Removed subgenres in infobox

I have removed "None" from the subgenres section in the infobox, because it is redundant. --189.194.160.229 (talk) 20:56, 15 May 2011 (UTC)

Removed unsourced content

I have removed the following text from the article:

In the UK, a crop of 1980s rock bands appeared who owed greater or lesser debts to the Velvet Underground, Krautrock, and subsequent droning trends. Cocteau Twins, Coil, My Bloody Valentine, Slowdive, The Jesus and Mary Chain, Ride, Loop (who covered Can's "Mother Sky") Brian Jonestown Massacre (Methodrone album) and Spacemen 3 (who used a text by Young for the liner notes to their record Dreamweapon: An Evening of Contemporary Sitar Music, a live 45-minute drone piece),[1] for instance reasserted the influence of the Velvet Underground and its antecedents in their use of overwhelming volume and hovering sounds, even as they asserted rockish and propulsive rhythms. Sonic Youth uses a large number of guitars with alternate tunings to emphasise the drone in almost all of their songs. They also quite often prolong notes in their song structures to add more droning in their song.

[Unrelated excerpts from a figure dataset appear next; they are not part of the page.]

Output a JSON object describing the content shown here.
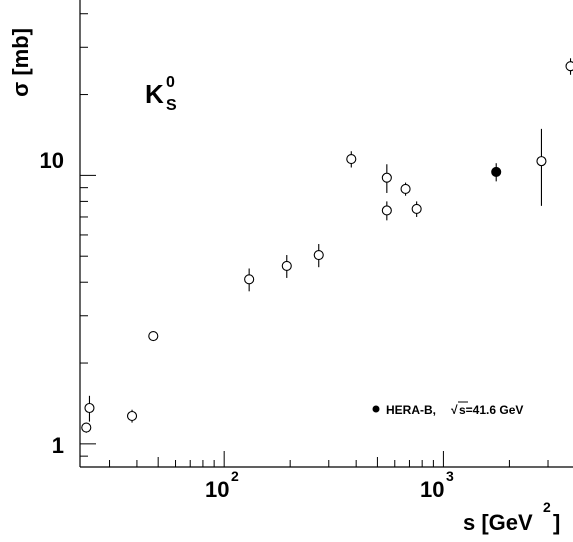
{
  "chart_data": {
    "type": "scatter",
    "x_scale": "log",
    "y_scale": "log",
    "xlim": [
      22,
      3900
    ],
    "ylim": [
      0.82,
      45
    ],
    "ylabel": "σ [mb]",
    "xlabel_main": "s [GeV",
    "xlabel_sup": "2",
    "xlabel_close": "]",
    "x_tick_labels": [
      {
        "base": "10",
        "exp": "2",
        "value": 100
      },
      {
        "base": "10",
        "exp": "3",
        "value": 1000
      }
    ],
    "y_tick_labels": [
      {
        "text": "1",
        "value": 1
      },
      {
        "text": "10",
        "value": 10
      }
    ],
    "particle_label": {
      "main": "K",
      "sup": "0",
      "sub": "S"
    },
    "legend": {
      "text_a": "HERA-B, ",
      "sqrt_symbol": "√",
      "text_b": "s=41.6 GeV",
      "placement": "bottom-right"
    },
    "series": [
      {
        "marker": "open-circle",
        "points": [
          {
            "x": 23.5,
            "y": 1.15,
            "yerr": 0.05
          },
          {
            "x": 24.3,
            "y": 1.36,
            "yerr": 0.15
          },
          {
            "x": 38,
            "y": 1.27,
            "yerr": 0.07
          },
          {
            "x": 47.5,
            "y": 2.52,
            "yerr": 0.05
          },
          {
            "x": 130,
            "y": 4.1,
            "yerr": 0.4
          },
          {
            "x": 193,
            "y": 4.6,
            "yerr": 0.45
          },
          {
            "x": 270,
            "y": 5.05,
            "yerr": 0.5
          },
          {
            "x": 380,
            "y": 11.5,
            "yerr": 0.8
          },
          {
            "x": 552,
            "y": 9.8,
            "yerr": 1.2
          },
          {
            "x": 552,
            "y": 7.4,
            "yerr": 0.6
          },
          {
            "x": 672,
            "y": 8.9,
            "yerr": 0.5
          },
          {
            "x": 755,
            "y": 7.5,
            "yerr": 0.5
          },
          {
            "x": 2800,
            "y": 11.3,
            "yerr": 3.6
          },
          {
            "x": 3800,
            "y": 25.5,
            "yerr": 1.8
          }
        ]
      },
      {
        "name": "HERA-B, √s=41.6 GeV",
        "marker": "filled-circle",
        "points": [
          {
            "x": 1741,
            "y": 10.3,
            "yerr": 0.8
          }
        ]
      }
    ]
  }
}
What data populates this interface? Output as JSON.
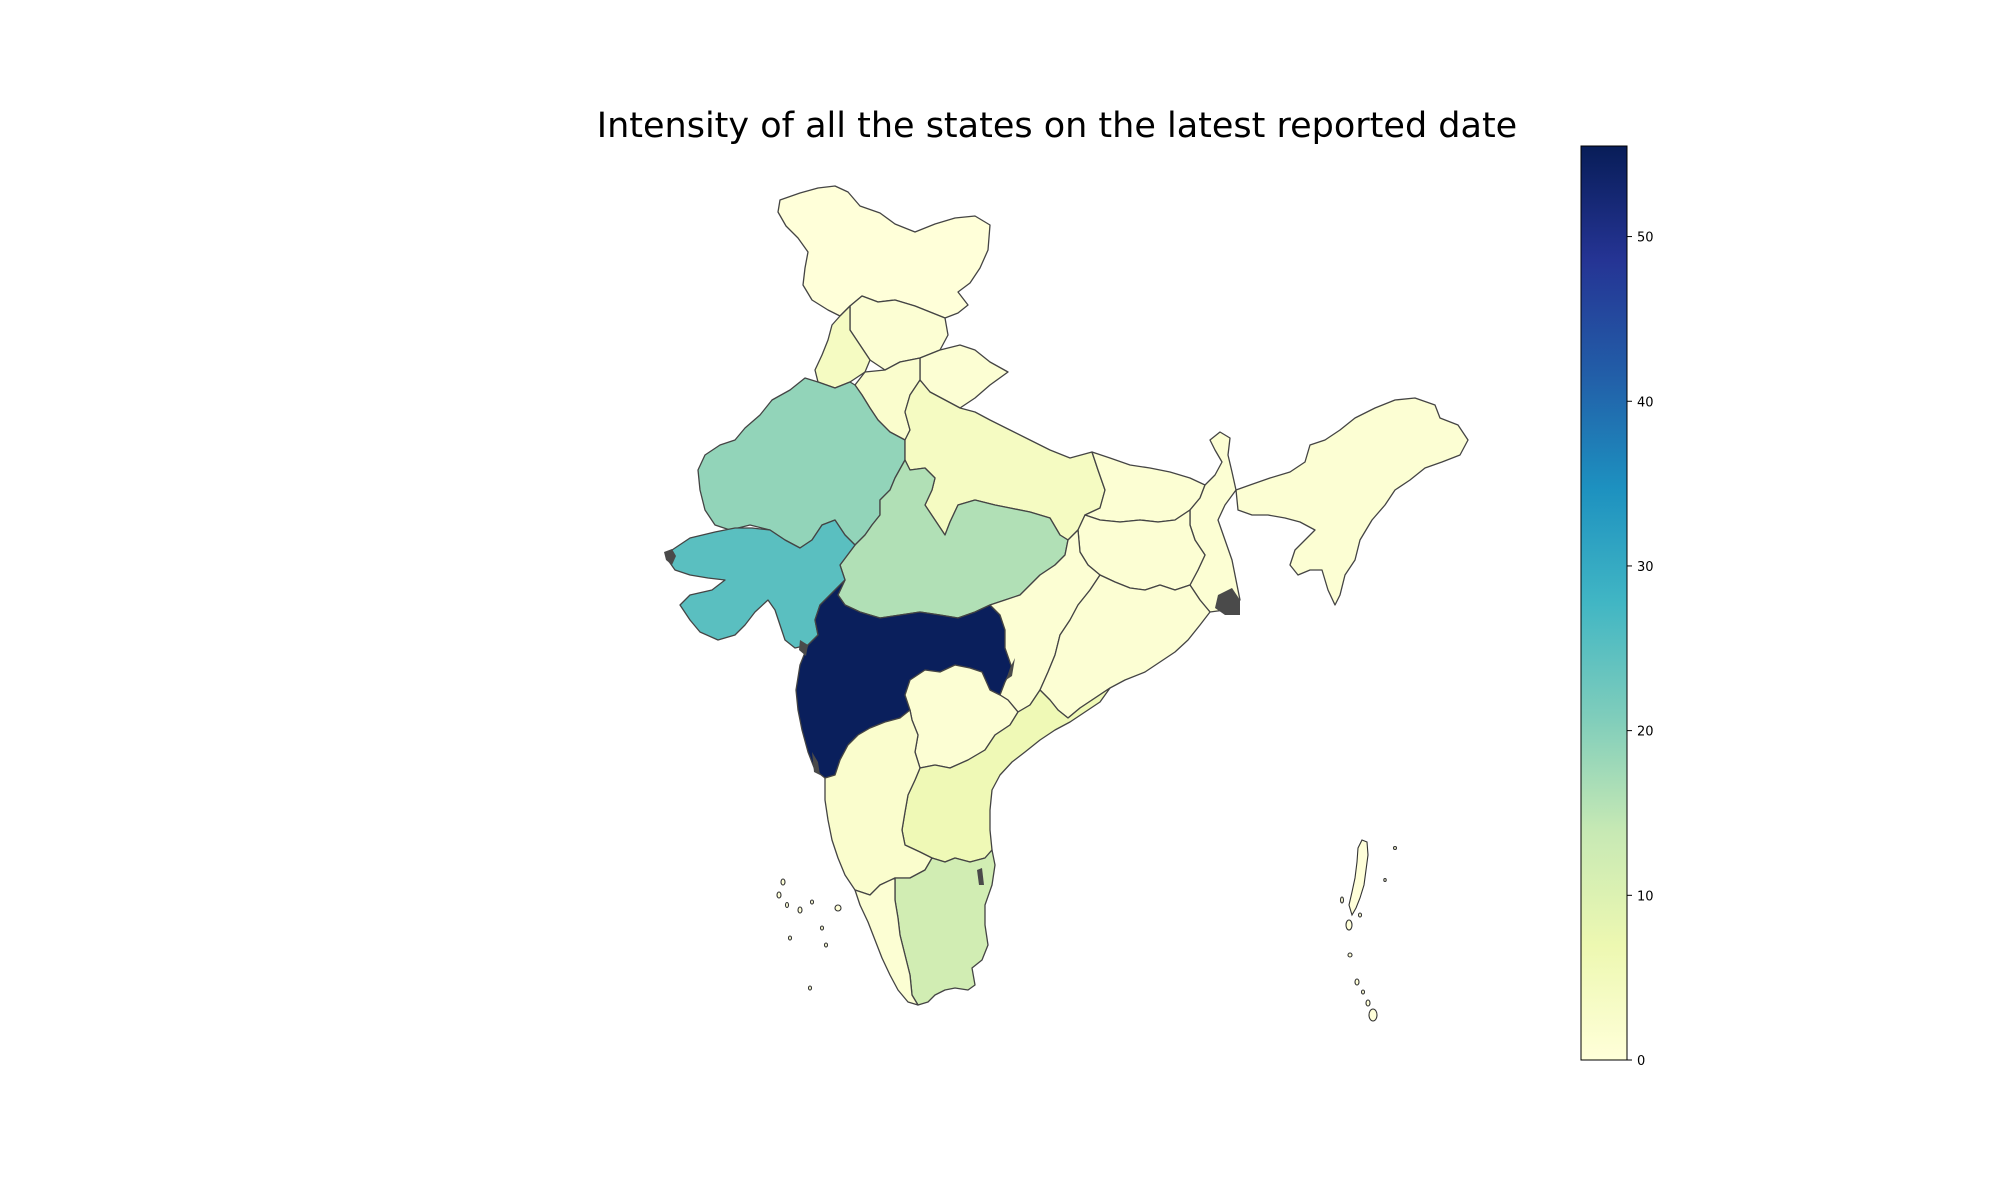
{
  "title": "Intensity of all the states on the latest reported date",
  "map": {
    "type": "choropleth",
    "region": "India",
    "colormap": "YlGnBu",
    "border_color": "#444444",
    "states": [
      {
        "name": "Jammu and Kashmir",
        "value": 0
      },
      {
        "name": "Himachal Pradesh",
        "value": 1
      },
      {
        "name": "Punjab",
        "value": 4
      },
      {
        "name": "Uttarakhand",
        "value": 1
      },
      {
        "name": "Haryana",
        "value": 2
      },
      {
        "name": "Rajasthan",
        "value": 19
      },
      {
        "name": "Uttar Pradesh",
        "value": 4
      },
      {
        "name": "Bihar",
        "value": 1
      },
      {
        "name": "Northeast",
        "value": 1
      },
      {
        "name": "West Bengal",
        "value": 1
      },
      {
        "name": "Jharkhand",
        "value": 1
      },
      {
        "name": "Madhya Pradesh",
        "value": 16
      },
      {
        "name": "Gujarat",
        "value": 25
      },
      {
        "name": "Maharashtra",
        "value": 55
      },
      {
        "name": "Chhattisgarh",
        "value": 1
      },
      {
        "name": "Odisha",
        "value": 1
      },
      {
        "name": "Telangana",
        "value": 1
      },
      {
        "name": "Andhra Pradesh",
        "value": 6
      },
      {
        "name": "Karnataka",
        "value": 2
      },
      {
        "name": "Kerala",
        "value": 1
      },
      {
        "name": "Tamil Nadu",
        "value": 12
      }
    ]
  },
  "colorbar": {
    "min": 0,
    "max": 55.5,
    "ticks": [
      {
        "value": 0,
        "label": "0"
      },
      {
        "value": 10,
        "label": "10"
      },
      {
        "value": 20,
        "label": "20"
      },
      {
        "value": 30,
        "label": "30"
      },
      {
        "value": 40,
        "label": "40"
      },
      {
        "value": 50,
        "label": "50"
      }
    ],
    "stops": [
      "#ffffd9",
      "#edf8b1",
      "#c7e9b4",
      "#7fcdbb",
      "#41b6c4",
      "#1d91c0",
      "#225ea8",
      "#253494",
      "#081d58"
    ]
  }
}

Pelt and Charalambides expanded them further still while referring to eighties and nineties noise music, Metal Machine Music-derived performers like Merzbow, C.C.C.C., and KK Null.

And I added this instead:

Cocteau Twins, Coil, My Bloody Valentine, Slowdive, The Jesus and Mary Chain, Ride, Loop (who covered Can's "Mother Sky"), Brian Jonestown Massacre (Methodrone album) and Spacemen 3 (who used a text by Young for the liner notes to their record Dreamweapon: An Evening of Contemporary Sitar Music, a live 45-minute drone piece[2]) reasserted the influence of the Velvet Underground and its antecedents in their use of overwhelming volume and hovering sounds, while Sonic Youth quite often prolong notes to add more droning in their songs.